Tyler and me before the Great Cave Adventure.

Vjetrenica Cave

The castle at Stolac brought a brief bit of relief from The Screams, but they returned as we headed around the bend. In general, the scenery was quite beautiful, and the wonderful road, with it’s many curves and bumps and holes, requires one to drive so slow that even the driver can appreciate the view.

Even before entering, The Cave makes its presence felt via strong gusts of wind blowing out from its entrance — hence the name Vjetrenica (“Wind cave” or “Blowhole” in English). The air coming out is 11 degrees C (52 F), which means that everyone must wear pants and shoes, regardless of the temperature outside.

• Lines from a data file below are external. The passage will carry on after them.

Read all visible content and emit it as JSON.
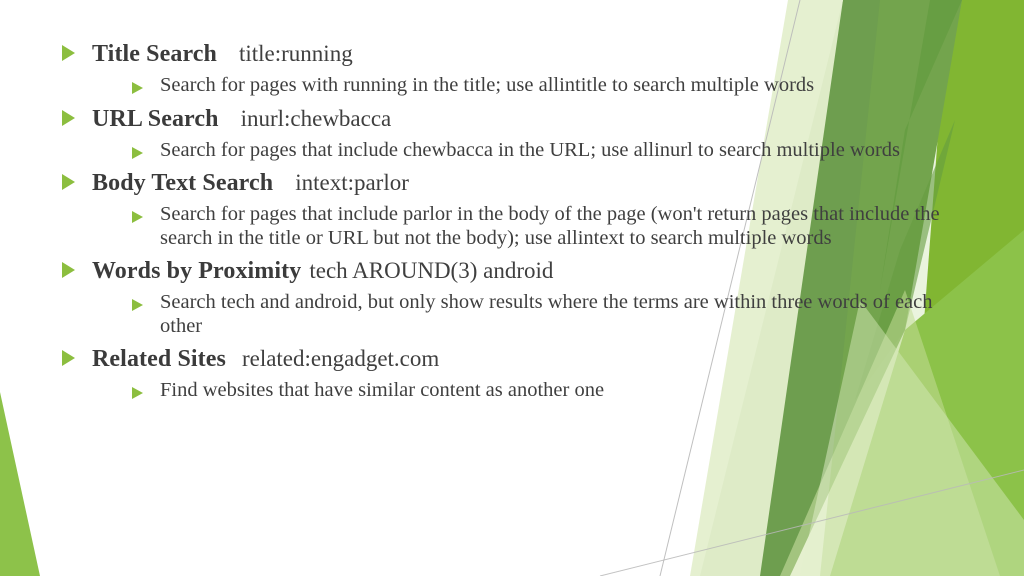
{
  "slide": {
    "type": "presentation-slide",
    "theme": {
      "background": "#FFFFFF",
      "bullet_color": "#8CBE3F",
      "heading_color": "#3B3B3B",
      "body_color": "#3F3F3F",
      "accent_bright_green": "#7FB42E",
      "accent_green": "#6E9E4F",
      "accent_light_green": "#8DC24A",
      "accent_pale_green": "#E4EFCE",
      "accent_dark_green": "#5E9440",
      "hairline_color": "#B9B9B9"
    },
    "bullets": [
      {
        "title": "Title Search",
        "example": "title:running",
        "gap": "wide",
        "details": [
          "Search for pages with running in the title; use allintitle to search multiple words"
        ]
      },
      {
        "title": "URL Search",
        "example": "inurl:chewbacca",
        "gap": "wide",
        "details": [
          "Search for pages that include chewbacca in the URL; use allinurl to search multiple words"
        ]
      },
      {
        "title": "Body Text Search",
        "example": "intext:parlor",
        "gap": "wide",
        "details": [
          "Search for pages that include parlor in the body of the page (won't return pages that include the search in the title or URL but not the body); use allintext to search multiple words"
        ]
      },
      {
        "title": "Words by Proximity",
        "example": "tech AROUND(3) android",
        "gap": "narrow",
        "details": [
          "Search tech and android, but only show results where the terms are within three words of each other"
        ]
      },
      {
        "title": "Related Sites",
        "example": "related:engadget.com",
        "gap": "med",
        "details": [
          "Find websites that have similar content as another one"
        ]
      }
    ]
  }
}
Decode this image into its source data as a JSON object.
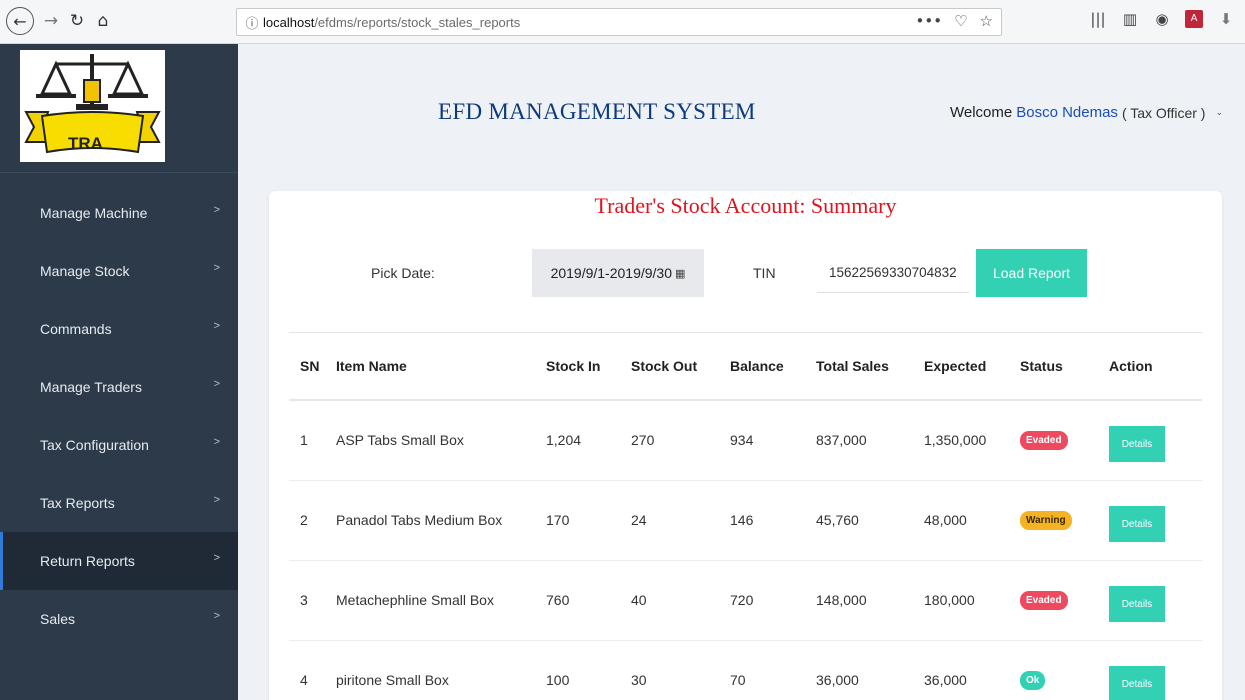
{
  "browser": {
    "url_host": "localhost",
    "url_path": "/efdms/reports/stock_stales_reports",
    "url_actions": [
      "•••",
      "☐",
      "☆"
    ]
  },
  "sidebar": {
    "logo_text": "TRA",
    "items": [
      {
        "label": "Manage Machine",
        "active": false
      },
      {
        "label": "Manage Stock",
        "active": false
      },
      {
        "label": "Commands",
        "active": false
      },
      {
        "label": "Manage Traders",
        "active": false
      },
      {
        "label": "Tax Configuration",
        "active": false
      },
      {
        "label": "Tax Reports",
        "active": false
      },
      {
        "label": "Return Reports",
        "active": true
      },
      {
        "label": "Sales",
        "active": false
      }
    ]
  },
  "header": {
    "title": "EFD MANAGEMENT SYSTEM",
    "welcome_prefix": "Welcome",
    "user_name": "Bosco Ndemas",
    "user_role": "( Tax Officer )"
  },
  "report": {
    "title": "Trader's Stock Account: Summary",
    "pick_date_label": "Pick Date:",
    "date_range": "2019/9/1-2019/9/30",
    "tin_label": "TIN",
    "tin_value": "15622569330704832",
    "load_button": "Load Report",
    "columns": [
      "SN",
      "Item Name",
      "Stock In",
      "Stock Out",
      "Balance",
      "Total Sales",
      "Expected",
      "Status",
      "Action"
    ],
    "rows": [
      {
        "sn": "1",
        "item": "ASP Tabs Small Box",
        "stock_in": "1,204",
        "stock_out": "270",
        "balance": "934",
        "total_sales": "837,000",
        "expected": "1,350,000",
        "status": "Evaded",
        "action": "Details"
      },
      {
        "sn": "2",
        "item": "Panadol Tabs Medium Box",
        "stock_in": "170",
        "stock_out": "24",
        "balance": "146",
        "total_sales": "45,760",
        "expected": "48,000",
        "status": "Warning",
        "action": "Details"
      },
      {
        "sn": "3",
        "item": "Metachephline Small Box",
        "stock_in": "760",
        "stock_out": "40",
        "balance": "720",
        "total_sales": "148,000",
        "expected": "180,000",
        "status": "Evaded",
        "action": "Details"
      },
      {
        "sn": "4",
        "item": "piritone Small Box",
        "stock_in": "100",
        "stock_out": "30",
        "balance": "70",
        "total_sales": "36,000",
        "expected": "36,000",
        "status": "Ok",
        "action": "Details"
      }
    ]
  },
  "colors": {
    "sidebar_bg": "#2c3a4a",
    "accent_teal": "#33d1b4",
    "title_red": "#e0141e",
    "system_title_blue": "#0c3a7c",
    "evaded_red": "#ee4a5f",
    "warning_orange": "#f5b324"
  }
}
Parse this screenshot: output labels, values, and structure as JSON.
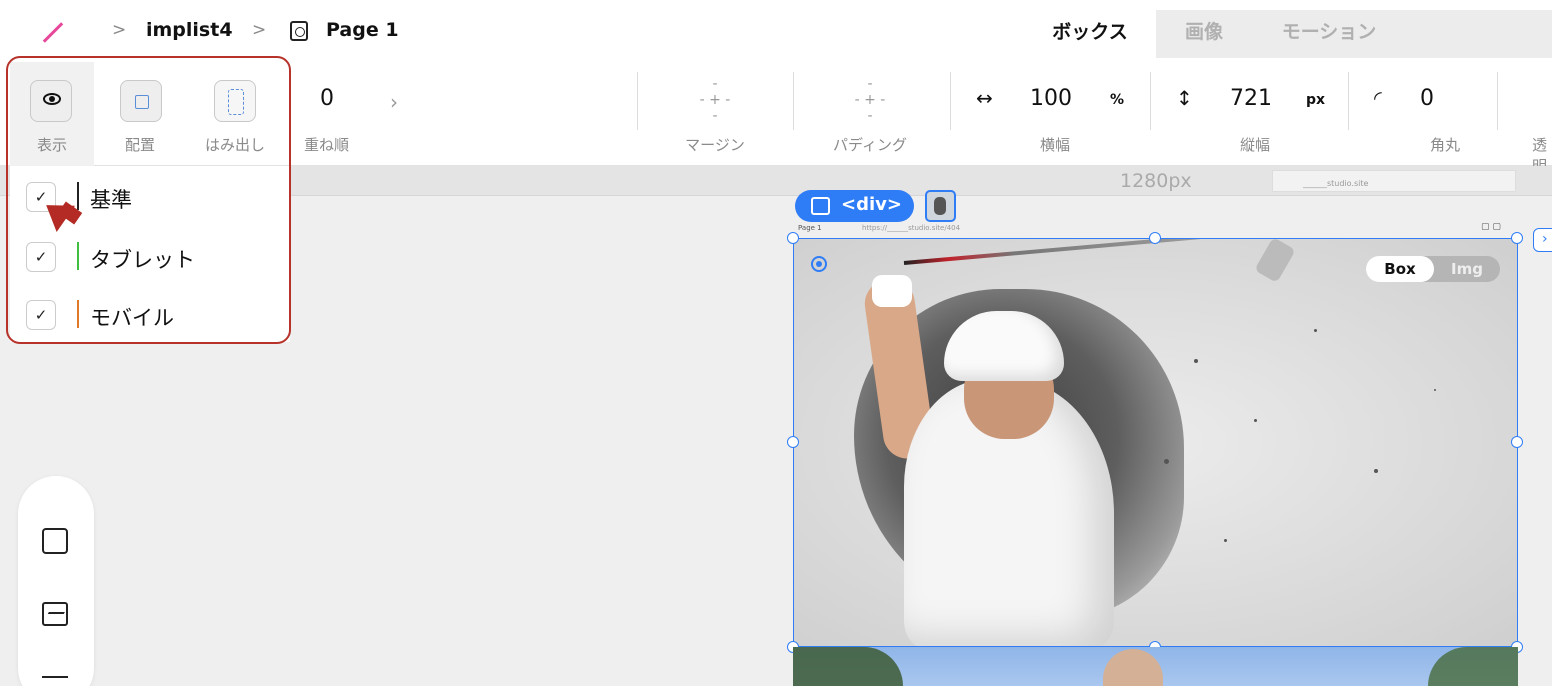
{
  "breadcrumb": {
    "project": "implist4",
    "page": "Page 1",
    "separator": ">"
  },
  "tabs": [
    {
      "label": "ボックス",
      "active": true
    },
    {
      "label": "画像",
      "active": false
    },
    {
      "label": "モーション",
      "active": false
    }
  ],
  "toolbar": {
    "visibility_label": "表示",
    "placement_label": "配置",
    "overflow_label": "はみ出し",
    "z_order": {
      "label": "重ね順",
      "value": "0"
    },
    "margin": {
      "label": "マージン",
      "value": "- + -"
    },
    "padding": {
      "label": "パディング",
      "value": "- + -"
    },
    "width": {
      "label": "横幅",
      "value": "100",
      "unit": "%"
    },
    "height": {
      "label": "縦幅",
      "value": "721",
      "unit": "px"
    },
    "radius": {
      "label": "角丸",
      "value": "0"
    },
    "opacity_label": "透明"
  },
  "visibility_dropdown": {
    "items": [
      {
        "label": "基準",
        "checked": true,
        "color": "#222222"
      },
      {
        "label": "タブレット",
        "checked": true,
        "color": "#3fbf3f"
      },
      {
        "label": "モバイル",
        "checked": true,
        "color": "#e07a2a"
      }
    ],
    "check_glyph": "✓"
  },
  "ruler": {
    "width_text": "1280px",
    "site_text": "______studio.site"
  },
  "canvas": {
    "element_tag": "<div>",
    "page_label": "Page 1",
    "url_label": "https://______studio.site/404",
    "mode_toggle": {
      "on": "Box",
      "off": "Img"
    }
  },
  "colors": {
    "accent": "#2f7df6",
    "highlight": "#b7322a",
    "logo": "#e6489a"
  }
}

I will say that the air inside The Cave was a welcome relief from the air outside, which was well over 90 F (32 C). The temperature inside The Cave is constant, and the wind is created because of the great difference in temperature.

Inside Vjetrenica Cave.

 

A rock formation that we decided is “The Dinosaur” of Vjetrenica

At the end, I wished that I had been able to get more good photographs, but the darkness did not allow for it. It did allow, however, for The Screams to return and increase, as the enclosed space and hard rock created a terrific echo effect.

An Olm, or, as Bosnians call it, “Human Fish”.

The Cave was not disappointing. It is surprisingly well developed inside, and our guide was very good and informative. If you are looking for a one-time adventure, and don’t mind the drive (since Zavala is not really near any place where people seem to live), Vjetrenica Cave is worth the price. The short guy selling tickets at the cave’s entrance was less than helpful, but the tour guide was excellent.

A few details for those who might actually go:

  • Tours at Vjetrenica Cave are conducted at the top of each hour. 
  • The last tour is scheduled at 6:00pm every day. 
  • Tickets cost 15KM (7.50 EUR) for Adults and 8KM (4 EUR) for children over 4.

After the cave. Tyler quickly assumed his best Slavic pose.

The obligatory family picture.

Stanica Restaurant and Hotel in Ravno, Herzegovina

After The Cave, we stopped at Stanica restaurant and hotel, in Ravno. The actual village of Ravno is ironically located up on the hill behind the restaurant (“Ravno” means “flat” in Croatian/Bosnian/Serbian). This place opened last summer, and I would highly recommend it. 

Unfortunately, I didn’t snap any photos of the place, so I included a couple of theirs from Booking.com.

Stanica restaurant/hotel in Ravno

“Stanica” means “station” in English, and this building was at one time a railway station, on the original rail line from Dubrovnik to Vienna. There is even a piece of the original railway under glass, in the sidewalk in front of the building.

Besides eating and sleeping, the big thing to do here is rent bikes, as the hotel is located on the new-ish Ćiro bike trail. The trail is mostly an old railway bed (hence the convenience to a place like Stanica). The food was absolutely, really, very good, and the outdoor seating area is very nice.

The outdoor dining area behind the Stanica restaurant/hotel.

After stanica, we hopped back in our car and decided to drive on the Ćiro trail most of the way back to Mostar, going by Hutovo Blato, Čapljina, and then home. It took a little longer, but we decided the longer we had the children stapped to seats in the car, the better.

So there you have it — another adventure. It was real, and it was fun, and provided us with a diversion as we draw ever closer to the beginning of another school year. The year that is makes us long for the year to come.